Patsy eyed her with admiration. “You’d never make a press agent—or a doctor, I’m afraid; you’re too truthful.”

“You see,” explained the old doctor, “these friends of yours are what we professional people term hypothetical cases. We’d like to be sure of something real.”

One of Patsy’s vagabond gloves closed over the doctor’s hand. “Bless you all for your goodness! but the people are more real than you think. Everybody believes I went back with the company and I never bothered them with the truth, you see. I’ve more than one good friend among the theatrical crowd right here; but—well, you know how it is; if you are a bit down on your luck you keep away from your own world, if you can. There is a girl—just about my own age—in society here. We did a lot for her in the way of giving her a good time when she was in Dublin, and I’ve seen her quite a bit over here. I’m going to her to get something to do before the season begins. She may need a secretary or a governess—or a—cook. Holy Saint Martin! but I can cook!” And Patsy clasped her hands in an ecstatic appreciation of her culinary art; it was the only one of which she was boastful.

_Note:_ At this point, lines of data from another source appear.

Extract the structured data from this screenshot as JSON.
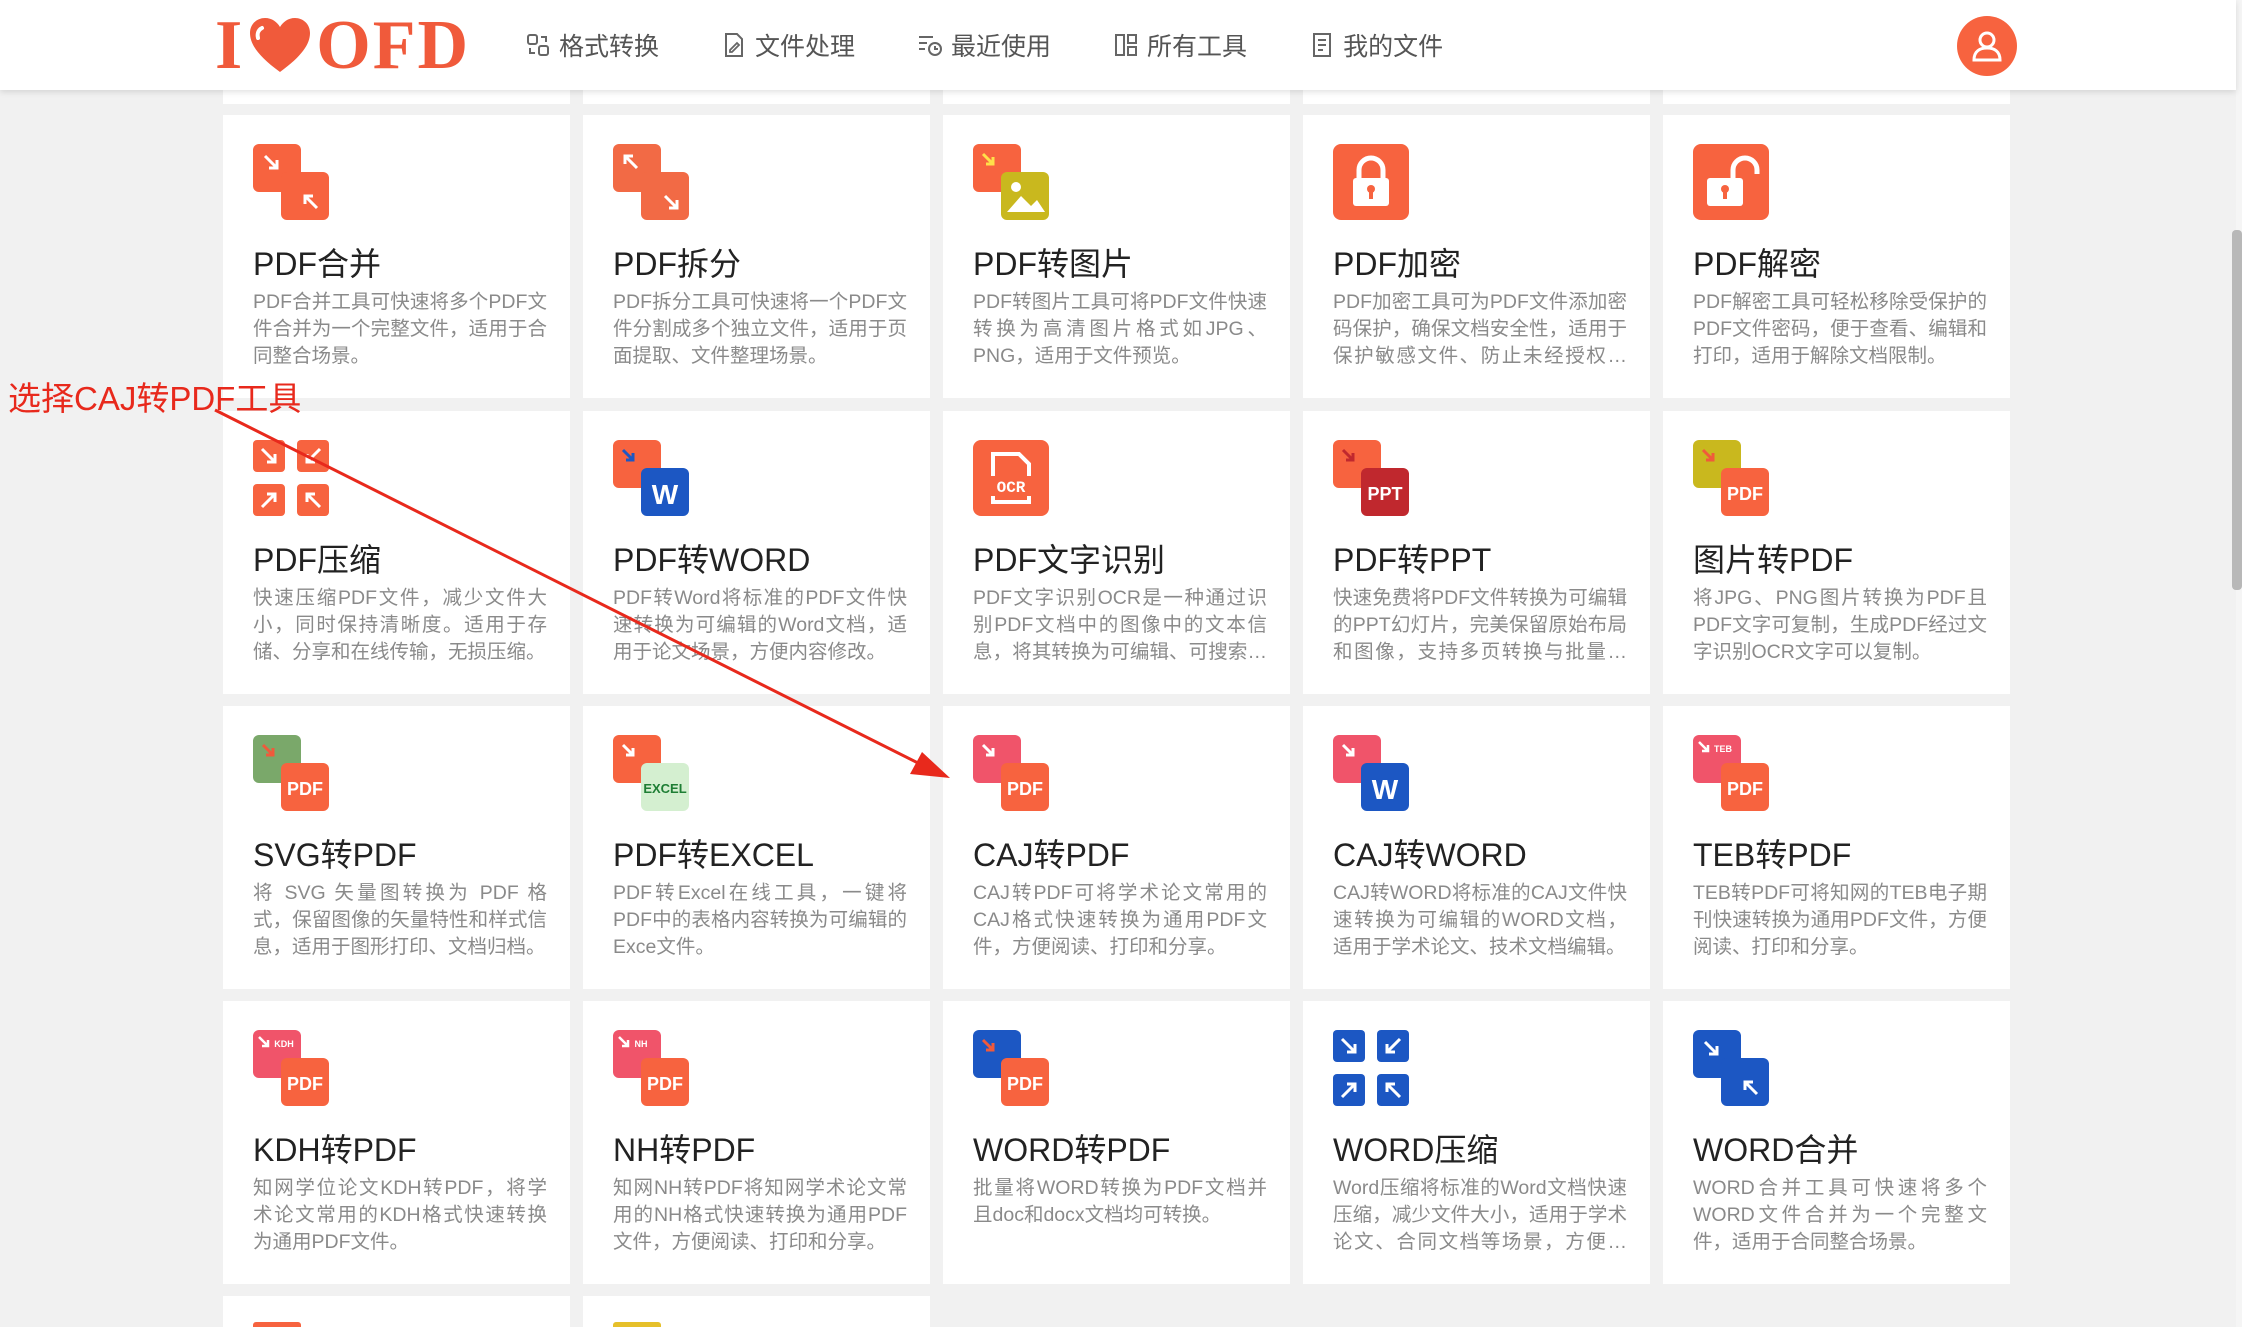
{
  "header": {
    "logo": {
      "text_i": "I",
      "text_ofd": "OFD"
    },
    "nav": [
      {
        "label": "格式转换",
        "icon": "convert-icon"
      },
      {
        "label": "文件处理",
        "icon": "file-edit-icon"
      },
      {
        "label": "最近使用",
        "icon": "recent-icon"
      },
      {
        "label": "所有工具",
        "icon": "all-tools-icon"
      },
      {
        "label": "我的文件",
        "icon": "my-files-icon"
      }
    ],
    "avatar_icon": "user-icon"
  },
  "annotation": {
    "label": "选择CAJ转PDF工具",
    "color": "#e8291c"
  },
  "colors": {
    "accent": "#f7633f",
    "word_blue": "#1c57c3",
    "ppt_red": "#c0282e",
    "excel_green": "#1e7e34"
  },
  "tools": [
    {
      "title": "PDF合并",
      "desc": "PDF合并工具可快速将多个PDF文件合并为一个完整文件，适用于合同整合场景。",
      "icon": "merge-icon"
    },
    {
      "title": "PDF拆分",
      "desc": "PDF拆分工具可快速将一个PDF文件分割成多个独立文件，适用于页面提取、文件整理场景。",
      "icon": "split-icon"
    },
    {
      "title": "PDF转图片",
      "desc": "PDF转图片工具可将PDF文件快速转换为高清图片格式如JPG、PNG，适用于文件预览。",
      "icon": "pdf-to-image-icon"
    },
    {
      "title": "PDF加密",
      "desc": "PDF加密工具可为PDF文件添加密码保护，确保文档安全性，适用于保护敏感文件、防止未经授权访问。",
      "icon": "lock-icon"
    },
    {
      "title": "PDF解密",
      "desc": "PDF解密工具可轻松移除受保护的PDF文件密码，便于查看、编辑和打印，适用于解除文档限制。",
      "icon": "unlock-icon"
    },
    {
      "title": "PDF压缩",
      "desc": "快速压缩PDF文件，减少文件大小，同时保持清晰度。适用于存储、分享和在线传输，无损压缩。",
      "icon": "compress-icon"
    },
    {
      "title": "PDF转WORD",
      "desc": "PDF转Word将标准的PDF文件快速转换为可编辑的Word文档，适用于论文场景，方便内容修改。",
      "icon": "pdf-to-word-icon",
      "badge": "W"
    },
    {
      "title": "PDF文字识别",
      "desc": "PDF文字识别OCR是一种通过识别PDF文档中的图像中的文本信息，将其转换为可编辑、可搜索的文本。",
      "icon": "ocr-icon",
      "badge": "OCR"
    },
    {
      "title": "PDF转PPT",
      "desc": "快速免费将PDF文件转换为可编辑的PPT幻灯片，完美保留原始布局和图像，支持多页转换与批量处理。",
      "icon": "pdf-to-ppt-icon",
      "badge": "PPT"
    },
    {
      "title": "图片转PDF",
      "desc": "将JPG、PNG图片转换为PDF且PDF文字可复制，生成PDF经过文字识别OCR文字可以复制。",
      "icon": "image-to-pdf-icon",
      "badge": "PDF"
    },
    {
      "title": "SVG转PDF",
      "desc": "将 SVG 矢量图转换为 PDF 格式，保留图像的矢量特性和样式信息，适用于图形打印、文档归档。",
      "icon": "svg-to-pdf-icon",
      "badge": "PDF"
    },
    {
      "title": "PDF转EXCEL",
      "desc": "PDF转Excel在线工具，一键将PDF中的表格内容转换为可编辑的Exce文件。",
      "icon": "pdf-to-excel-icon",
      "badge": "EXCEL"
    },
    {
      "title": "CAJ转PDF",
      "desc": "CAJ转PDF可将学术论文常用的CAJ格式快速转换为通用PDF文件，方便阅读、打印和分享。",
      "icon": "caj-to-pdf-icon",
      "badge": "PDF"
    },
    {
      "title": "CAJ转WORD",
      "desc": "CAJ转WORD将标准的CAJ文件快速转换为可编辑的WORD文档，适用于学术论文、技术文档编辑。",
      "icon": "caj-to-word-icon",
      "badge": "W"
    },
    {
      "title": "TEB转PDF",
      "desc": "TEB转PDF可将知网的TEB电子期刊快速转换为通用PDF文件，方便阅读、打印和分享。",
      "icon": "teb-to-pdf-icon",
      "badge": "PDF",
      "tag": "TEB"
    },
    {
      "title": "KDH转PDF",
      "desc": "知网学位论文KDH转PDF，将学术论文常用的KDH格式快速转换为通用PDF文件。",
      "icon": "kdh-to-pdf-icon",
      "badge": "PDF",
      "tag": "KDH"
    },
    {
      "title": "NH转PDF",
      "desc": "知网NH转PDF将知网学术论文常用的NH格式快速转换为通用PDF文件，方便阅读、打印和分享。",
      "icon": "nh-to-pdf-icon",
      "badge": "PDF",
      "tag": "NH"
    },
    {
      "title": "WORD转PDF",
      "desc": "批量将WORD转换为PDF文档并且doc和docx文档均可转换。",
      "icon": "word-to-pdf-icon",
      "badge": "PDF"
    },
    {
      "title": "WORD压缩",
      "desc": "Word压缩将标准的Word文档快速压缩，减少文件大小，适用于学术论文、合同文档等场景，方便传输。",
      "icon": "word-compress-icon"
    },
    {
      "title": "WORD合并",
      "desc": "WORD合并工具可快速将多个WORD文件合并为一个完整文件，适用于合同整合场景。",
      "icon": "word-merge-icon"
    }
  ]
}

“I’ll tell you what,” said the old doctor, gruffly, “we will let you go if you will promise to come back if—if no one’s at home. It’s against rules, but I’ll see the superintendent keeps your bed for you to-night.”

“Thank you,” said Patsy. She waved a farewell to the staff and the ward as she went through the door. “I don’t know where I’m going or what I shall be finding, but if it’s anything worth sharing I’ll send some back to you all.”

The staff watched her down the corridor to the elevator.

“Gee!” exclaimed the youngest doctor, his admiration working out to the surface. “When she’s made her name I’m going to marry her.”

“Oh, are you?” The voice of the old doctor took on its habitual tartness. “Acute touch of philanthropy, what—eh?”

Patricia O’Connell swung the hospital door behind her and stepped out into a blaze of June sunshine. “Holy Saint Patrick! but it feels good. Now if I could be an alley cat for two months I could get along fine.”

She cast a backward look toward the granite front of the City Hospital and her eyes grew as blue and soft as the waters of Killarney. “Sure, cat or human, the world’s a grand place to be alive in.”